In Eminent Outlaws, New York-based Christopher Bram delivers a dense, exquisitely researched narrative tracing the evolution of U.S. gay male writers through the latter half of the 20th century.

In his second non-fiction book, Bram, a Guggenheim fellow and accomplished novelist in his own right (Surprising Myself, Father of Frankenstein) fervently spins a web of real-life stories to bolster his closing argument: that storytelling drove the gay revolution.

To be clear: Eminent Outlaws is not a literary review. Though Bram lovingly and frequently highlights passages of writers' plays, novels and poems, the book's gaze relentlessly faces outward.

From Tennessee Williams to Armistead Maupin, Bram places the writers' personal and professional lives in the context of their culture, muses on authors' motivations and sometimes even plays the village gossip.

Bram takes care to ensure that those bits -- the gossipy ones -- are perfectly germane. Christopher Isherwood's struggles with jealousy in his open relationship with young artist Don Bachardy, Bram notes, formed the underpinning of Isherwood's novel The Englishwoman, about an unhappy war bride contemplating returning to England.

"But the bit of secret autobiography -- he didn't know if he and Bachardy would stay together -- wasn't enough to bring the book to life."

This approach is humanizing and revealing, though not always pleasing. When he is frankly recounting Gore Vidal's bitter (and later litigious) rivalry with Truman Capote, Bram's masterful understanding of their characters shines.

His portrait of Capote as a man trapped in his growing fame and losing his grip on reality is similarly vital.

But sometimes, Bram's interjections stumble, leaving little room for readers to draw their own conclusions.
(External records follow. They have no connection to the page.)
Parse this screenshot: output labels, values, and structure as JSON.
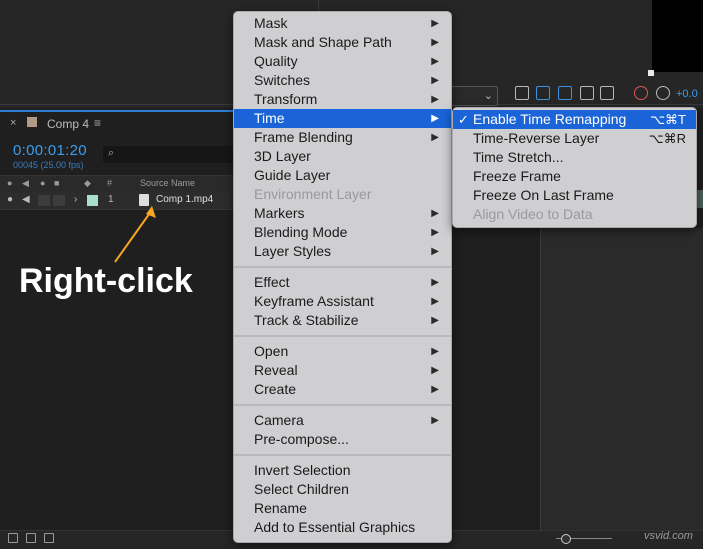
{
  "composition": {
    "tab_close": "×",
    "tab_title": "Comp 4",
    "tab_menu": "≡",
    "timecode": "0:00:01:20",
    "frames_info": "00045 (25.00 fps)",
    "search_icon": "⌕",
    "toolbar_value": "+0.0",
    "headers": {
      "tag": "#",
      "source_name": "Source Name"
    },
    "layer": {
      "expand": "›",
      "number": "1",
      "name": "Comp 1.mp4"
    }
  },
  "annotation": {
    "text": "Right-click",
    "arrow_color": "#f5a623"
  },
  "context_menu": {
    "groups": [
      [
        {
          "label": "Mask",
          "submenu": true
        },
        {
          "label": "Mask and Shape Path",
          "submenu": true
        },
        {
          "label": "Quality",
          "submenu": true
        },
        {
          "label": "Switches",
          "submenu": true
        },
        {
          "label": "Transform",
          "submenu": true
        },
        {
          "label": "Time",
          "submenu": true,
          "active": true
        },
        {
          "label": "Frame Blending",
          "submenu": true
        },
        {
          "label": "3D Layer"
        },
        {
          "label": "Guide Layer"
        },
        {
          "label": "Environment Layer",
          "disabled": true
        },
        {
          "label": "Markers",
          "submenu": true
        },
        {
          "label": "Blending Mode",
          "submenu": true
        },
        {
          "label": "Layer Styles",
          "submenu": true
        }
      ],
      [
        {
          "label": "Effect",
          "submenu": true
        },
        {
          "label": "Keyframe Assistant",
          "submenu": true
        },
        {
          "label": "Track & Stabilize",
          "submenu": true
        }
      ],
      [
        {
          "label": "Open",
          "submenu": true
        },
        {
          "label": "Reveal",
          "submenu": true
        },
        {
          "label": "Create",
          "submenu": true
        }
      ],
      [
        {
          "label": "Camera",
          "submenu": true
        },
        {
          "label": "Pre-compose..."
        }
      ],
      [
        {
          "label": "Invert Selection"
        },
        {
          "label": "Select Children"
        },
        {
          "label": "Rename"
        },
        {
          "label": "Add to Essential Graphics"
        }
      ]
    ]
  },
  "time_submenu": [
    {
      "label": "Enable Time Remapping",
      "shortcut": "⌥⌘T",
      "checked": true,
      "active": true
    },
    {
      "label": "Time-Reverse Layer",
      "shortcut": "⌥⌘R"
    },
    {
      "label": "Time Stretch..."
    },
    {
      "label": "Freeze Frame"
    },
    {
      "label": "Freeze On Last Frame"
    },
    {
      "label": "Align Video to Data",
      "disabled": true
    }
  ],
  "watermark": "vsvid.com",
  "colors": {
    "accent": "#1a64d8",
    "timecode": "#3d9bf0",
    "menu_bg": "#cfcfd2"
  }
}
For instance, in an otherwise reflective chapter on gay literature at the dawn of AIDS, he describes how novelist Larry Kramer angrily quit an advocacy group he had helped found.
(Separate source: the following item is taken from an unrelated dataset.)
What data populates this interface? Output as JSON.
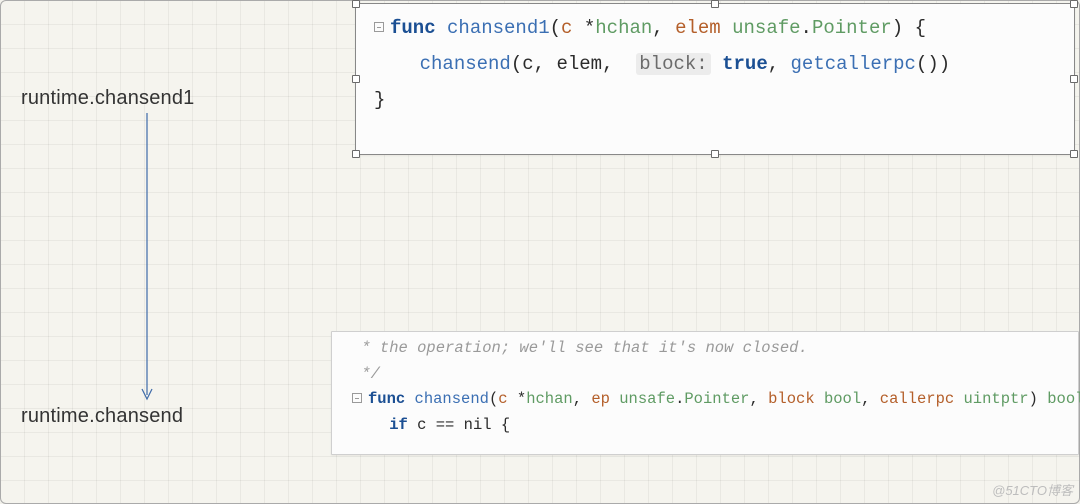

"He was like a jilted lover who feels he can best prove his love by shooting himself in the foot," Bram writes, but Kramer's personality shone through better before it was shackled by simile.
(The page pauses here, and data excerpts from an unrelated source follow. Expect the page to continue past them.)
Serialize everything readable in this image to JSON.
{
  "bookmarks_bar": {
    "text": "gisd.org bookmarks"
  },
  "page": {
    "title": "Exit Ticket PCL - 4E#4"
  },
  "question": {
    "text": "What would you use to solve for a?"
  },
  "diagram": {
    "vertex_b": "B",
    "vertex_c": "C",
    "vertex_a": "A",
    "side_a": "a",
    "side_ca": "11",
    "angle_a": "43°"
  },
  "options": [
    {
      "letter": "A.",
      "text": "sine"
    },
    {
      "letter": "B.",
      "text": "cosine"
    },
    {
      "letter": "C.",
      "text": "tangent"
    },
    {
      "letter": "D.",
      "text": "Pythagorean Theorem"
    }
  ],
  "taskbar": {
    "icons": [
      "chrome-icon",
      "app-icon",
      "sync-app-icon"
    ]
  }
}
In the end, though, Eminent Outlaws weaves a tremendous quilt out of the prominent and not-so-public writers who lent their pens to a historic movement.

The dozens of "outlaws" were sometimes forced to smother their sexuality in their work, sometimes bold enough to declare it in a time when such declarations were largely unwelcome -- but always, as Bram makes clear, they drove the unfolding human story forward.

A minor note: in the book's subtitle, Bram employs the word "gay" in its gender-exclusive sense; he does not delve into the wealth of literature crafted by lesbian writers. This specificity is not a flaw, but some readers may wish to know in advance.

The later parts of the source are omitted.